I hope it's clear what I mean. We can rephrase the statement like this: $1 \leq x_i$, $1 \leq i \leq 75$ and $\sum_{i=1}^{75} x_i \leq 125$. Then there is a sequence $x_i,\, x_{i+1},\, \ldots,\, x_{i+j}$ such that $n=x_i + x_{i+1} + \ldots + x_{i+j}$ for some $j$.
The pigeonhole principle allows an easy proof of the statement for $n \leq 24$ that doesn't work for $n \geq 25$. I tried to apply the following algorithm to create simple counter-examples: To prevent the first $n$ boxes from contributing to a collection, we need $n+1$ balls in the $n$th box. Then we do the same with the following boxes, starting at $n+1$ and so on.
The algorithm only works for $33 \leq n \leq 49$. For smaller $n$, we would need two boxes with $n+1$ balls, but since we have at most $125$ balls altogether and each box contains at least one ball, there are not enough spare balls. For $50 \leq n \leq 75$, there are not even enough balls to put $n+1$ balls in any box.
If the algorithm I mentioned above is optimal, then the statement is true for all $n$, except those between $33$ and $49$. But if that's true, how can I prove it for $25 \leq n \leq 32$ and $50 \leq n \leq 75$?
Okay, here's a fuller account of how to apply what "Bananarama" wrote to the original problem. That answer looks like it settles $n=25$ and $32\le n\le37$ without alteration. For $n$ in between, remember that the final boxes cannot be empty. Now we consider larger values of $n$.
Statement. A sequence of $n$ integers contains an uninterrupted stretch with a sum divisible by $n$.
Proof. Considering subsets $\{a_1\},\{a_1,a_2\},...\{a_1,a_2,...,a_n\}$. If none has a sum divisible by $n$, their sums must fall into $n-1$ residue classes; by the pigeonhole principle, two must be in the same class, in which case we can remove members of the smaller set from the larger to obtain the stretch with sum divisible by $n$. $\blacksquare$
In the original problem, with $75$ boxes, there must be an uninterrupted stretch of boxes with a sum divisible by $75$.
But that sum must be positive, and cannot be $150$ or any greater multiple.
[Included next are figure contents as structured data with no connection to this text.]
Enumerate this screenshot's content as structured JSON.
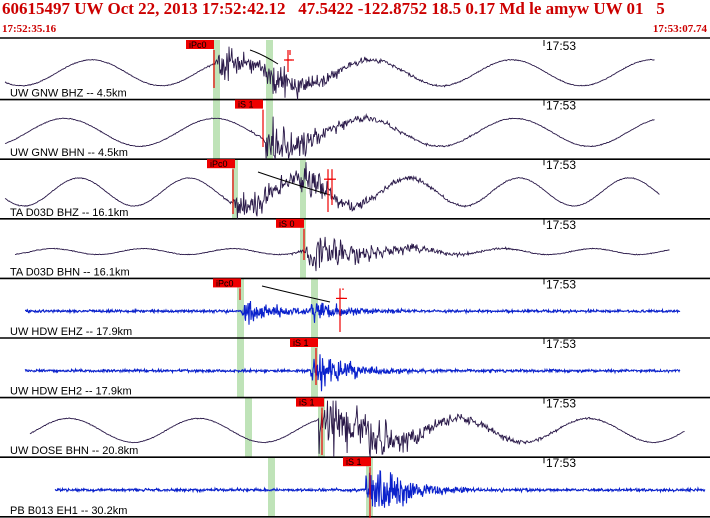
{
  "header": {
    "title": "60615497 UW Oct 22, 2013 17:52:42.12   47.5422 -122.8752 18.5 0.17 Md le amyw UW 01   5",
    "start_time": "17:52:35.16",
    "end_time": "17:53:07.74"
  },
  "colors": {
    "title": "#cc0000",
    "trace_short_period": "#2b1a4a",
    "trace_broadband_blue": "#0b22cc",
    "pick_box": "#ee0000",
    "window_band": "#bfe3b8",
    "theoretical_curve": "#000000"
  },
  "panels": [
    {
      "station": "UW GNW BHZ -- 4.5km",
      "time_tick": "17:53",
      "pick_label": "iPc0",
      "trace": "purple"
    },
    {
      "station": "UW GNW BHN -- 4.5km",
      "time_tick": "17:53",
      "pick_label": "iS 1",
      "trace": "purple"
    },
    {
      "station": "TA D03D BHZ -- 16.1km",
      "time_tick": "17:53",
      "pick_label": "iPc0",
      "trace": "purple"
    },
    {
      "station": "TA D03D BHN -- 16.1km",
      "time_tick": "17:53",
      "pick_label": "iS 0",
      "trace": "purple"
    },
    {
      "station": "UW HDW EHZ -- 17.9km",
      "time_tick": "17:53",
      "pick_label": "iPc0",
      "trace": "blue"
    },
    {
      "station": "UW HDW EH2 -- 17.9km",
      "time_tick": "17:53",
      "pick_label": "iS 1",
      "trace": "blue"
    },
    {
      "station": "UW DOSE BHN -- 20.8km",
      "time_tick": "17:53",
      "pick_label": "iS 1",
      "trace": "purple"
    },
    {
      "station": "PB B013 EH1 -- 30.2km",
      "time_tick": "17:53",
      "pick_label": "iS 1",
      "trace": "blue"
    }
  ]
}
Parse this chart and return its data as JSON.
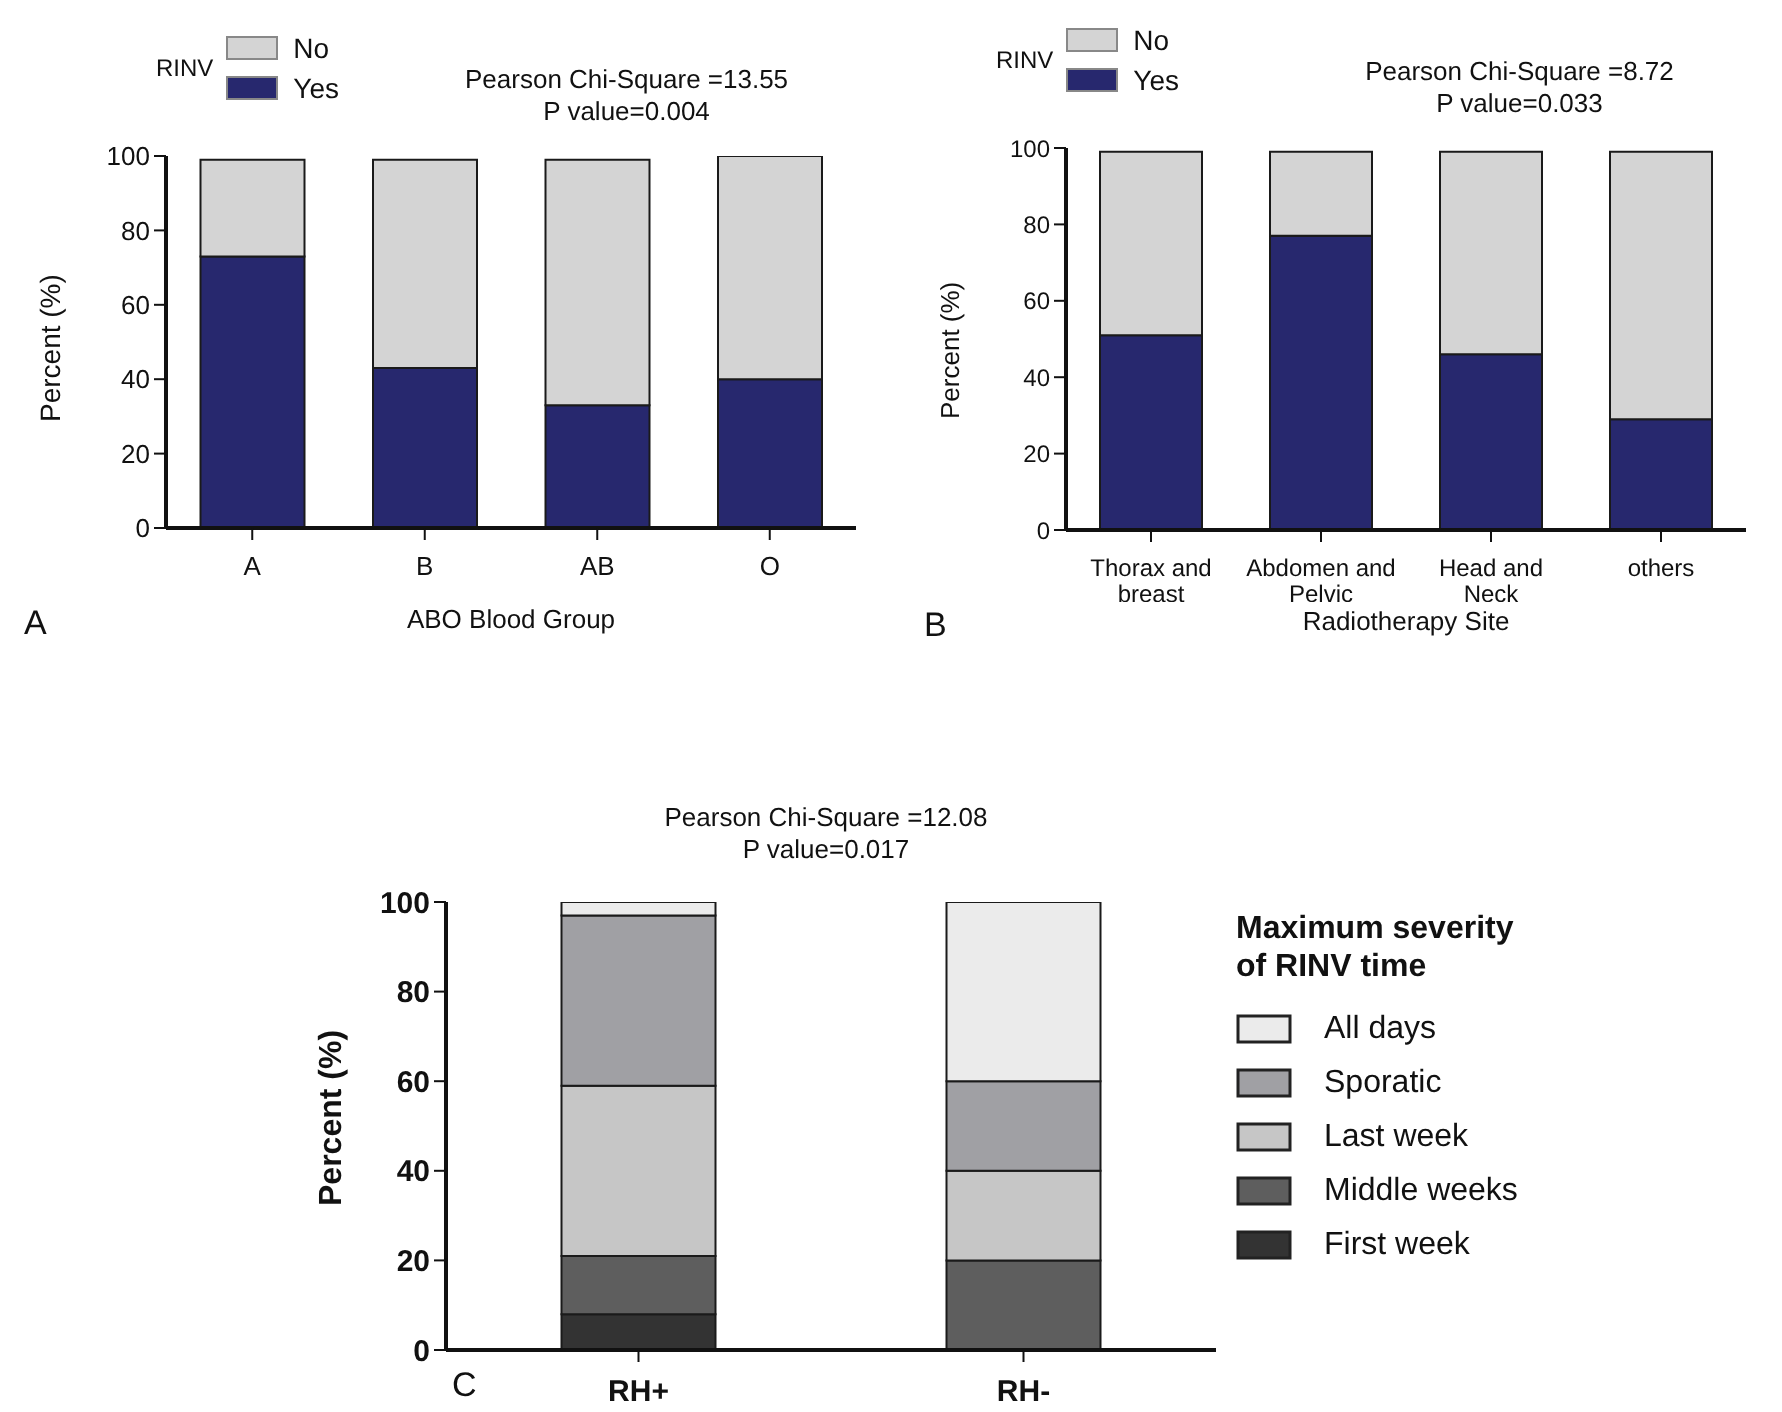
{
  "chart_data": [
    {
      "type": "bar",
      "stacked": true,
      "title": "Pearson Chi-Square =13.55",
      "subtitle": "P value=0.004",
      "xlabel": "ABO Blood Group",
      "ylabel": "Percent (%)",
      "legend_title": "RINV",
      "legend": "top left",
      "annotations": [
        "A"
      ],
      "categories": [
        "A",
        "B",
        "AB",
        "O"
      ],
      "ylim": [
        0,
        100
      ],
      "yticks": [
        0,
        20,
        40,
        60,
        80,
        100
      ],
      "series": [
        {
          "name": "Yes",
          "color": "#27286e",
          "values": [
            73,
            43,
            33,
            40
          ]
        },
        {
          "name": "No",
          "color": "#d4d4d4",
          "values": [
            26,
            56,
            66,
            60
          ]
        }
      ]
    },
    {
      "type": "bar",
      "stacked": true,
      "title": "Pearson Chi-Square =8.72",
      "subtitle": "P value=0.033",
      "xlabel": "Radiotherapy Site",
      "ylabel": "Percent (%)",
      "legend_title": "RINV",
      "legend": "top left",
      "annotations": [
        "B"
      ],
      "categories": [
        "Thorax and breast",
        "Abdomen and Pelvic",
        "Head and Neck",
        "others"
      ],
      "ylim": [
        0,
        100
      ],
      "yticks": [
        0,
        20,
        40,
        60,
        80,
        100
      ],
      "series": [
        {
          "name": "Yes",
          "color": "#27286e",
          "values": [
            51,
            77,
            46,
            29
          ]
        },
        {
          "name": "No",
          "color": "#d4d4d4",
          "values": [
            48,
            22,
            53,
            70
          ]
        }
      ]
    },
    {
      "type": "bar",
      "stacked": true,
      "title": "Pearson Chi-Square =12.08",
      "subtitle": "P value=0.017",
      "ylabel": "Percent (%)",
      "legend_title": "Maximum severity of RINV time",
      "legend": "right",
      "annotations": [
        "C"
      ],
      "categories": [
        "RH+",
        "RH-"
      ],
      "ylim": [
        0,
        100
      ],
      "yticks": [
        0,
        20,
        40,
        60,
        80,
        100
      ],
      "series": [
        {
          "name": "First week",
          "color": "#333333",
          "values": [
            8,
            0
          ]
        },
        {
          "name": "Middle weeks",
          "color": "#5e5e5e",
          "values": [
            13,
            20
          ]
        },
        {
          "name": "Last week",
          "color": "#c6c6c6",
          "values": [
            38,
            20
          ]
        },
        {
          "name": "Sporatic",
          "color": "#a0a0a4",
          "values": [
            38,
            20
          ]
        },
        {
          "name": "All days",
          "color": "#ebebeb",
          "values": [
            3,
            40
          ]
        }
      ]
    }
  ]
}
So it is $75$.
This will work without modification for $63\le n\le75$.
Now consider $51\le n\le62$. The first $n$ boxes contain a stretch with $n$ or $2n$ balls. But if it's $2n$, then the last $75-n$ boxes contain no more than $125-2n$ balls. There must be at least as many balls as boxes, so $75-n\le125-2n\implies n\le50$, a contradiction.